The US still imports almost 900 billion barrels of (non-crude) petroleum products each year

Immediate benefits aside, this episode also provides important lessons for the ongoing debate in Washington about "essential" goods and U.S. "resilience" to economic shocks. First, it demonstrates that boosting domestic production of essential goods like energy or pharmaceuticals -- through trade restrictions or other types of government regulation -- will alone not guarantee a more "resilient" or "secure" U.S. economy, because, while less openness might make an economy less vulnerable to external supply or demand shocks, it also helps increase a nation’s vulnerability to domestic shocks. As Columbia's Center on Global Energy Policy noted after Hurricane Harvey in 2017, "[t]he flipside of US energy ‘dominance,’ and more specifically of the phenomenal US ramp-up in oil and gas production, refining activity and petrochemical output unleashed by the shale miracle in the last few years, may thus paradoxically be, in some ways, heightened energy vulnerability."
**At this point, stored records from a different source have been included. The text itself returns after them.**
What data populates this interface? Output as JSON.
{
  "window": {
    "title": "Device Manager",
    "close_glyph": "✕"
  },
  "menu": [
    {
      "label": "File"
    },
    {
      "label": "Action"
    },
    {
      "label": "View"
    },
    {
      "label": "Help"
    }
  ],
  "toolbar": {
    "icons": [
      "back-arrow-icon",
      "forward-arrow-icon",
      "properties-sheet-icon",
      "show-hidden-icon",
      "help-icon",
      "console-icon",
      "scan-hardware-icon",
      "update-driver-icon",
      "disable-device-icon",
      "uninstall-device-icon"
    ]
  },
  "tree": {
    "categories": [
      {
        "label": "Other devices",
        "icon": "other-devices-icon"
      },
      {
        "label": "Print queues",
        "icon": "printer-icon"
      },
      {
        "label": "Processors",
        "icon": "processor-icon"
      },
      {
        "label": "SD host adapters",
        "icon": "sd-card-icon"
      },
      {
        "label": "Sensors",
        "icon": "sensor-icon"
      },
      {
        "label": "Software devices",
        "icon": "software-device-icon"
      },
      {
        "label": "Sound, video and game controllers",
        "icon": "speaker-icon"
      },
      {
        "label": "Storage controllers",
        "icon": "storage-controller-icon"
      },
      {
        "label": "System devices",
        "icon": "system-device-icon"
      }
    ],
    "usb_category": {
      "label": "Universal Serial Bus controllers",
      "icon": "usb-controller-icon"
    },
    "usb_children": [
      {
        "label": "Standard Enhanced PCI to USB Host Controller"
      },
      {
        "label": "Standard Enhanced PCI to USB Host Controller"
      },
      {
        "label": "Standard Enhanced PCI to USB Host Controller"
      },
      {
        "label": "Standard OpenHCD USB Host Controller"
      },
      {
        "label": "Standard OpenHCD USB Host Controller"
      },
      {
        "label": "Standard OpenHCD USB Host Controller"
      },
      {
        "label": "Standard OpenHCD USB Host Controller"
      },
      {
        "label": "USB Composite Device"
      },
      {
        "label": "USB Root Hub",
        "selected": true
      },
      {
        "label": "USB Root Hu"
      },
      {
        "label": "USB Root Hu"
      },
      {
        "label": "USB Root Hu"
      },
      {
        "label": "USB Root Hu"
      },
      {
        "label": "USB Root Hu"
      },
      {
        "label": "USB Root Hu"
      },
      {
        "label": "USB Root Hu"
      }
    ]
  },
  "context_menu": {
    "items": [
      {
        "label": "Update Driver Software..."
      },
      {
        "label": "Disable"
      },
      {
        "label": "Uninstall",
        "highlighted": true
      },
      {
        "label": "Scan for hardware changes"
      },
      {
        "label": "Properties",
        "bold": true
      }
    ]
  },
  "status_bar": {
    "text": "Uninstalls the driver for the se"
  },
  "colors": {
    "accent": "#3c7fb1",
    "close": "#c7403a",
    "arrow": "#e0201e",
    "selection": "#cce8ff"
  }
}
Second, we see that free market policies -- including those most commonly targeted for scorn by nouveau-populists -- can actually bolster an economy's ability to withstand or adjust to shocks, regardless of their origin. In this case, having ample (private) storage facilities, diverse sources of supply, and robust, active financial markets (even dastardly hedge funds!) has reduced market risk, calmed prices and thus far prevented Laura's damage to the U.S. energy sector from rippling through the rest of the economy. Such measures could (and often do) apply to other essential goods and, if needed, be bolstered by government stockpiles. Combined, they could alleviate the need for onerous government restrictions on private market activities or generous taxpayer subsidies to favored industries, all in the name of "resiliency."

Hopefully, the damage that Hurricane Laura inflicts on the Gulf Coast region will be far less severe than other recent hurricanes. To the extent that Laura does harm American refineries and pipelines, however, freer markets in the United States, along with substantial stockpiles of essential energy products, should continue to cushion the blow. Let's also hope that American policymakers -- especially those worried about free markets and U.S. "resiliency" -- are paying attention.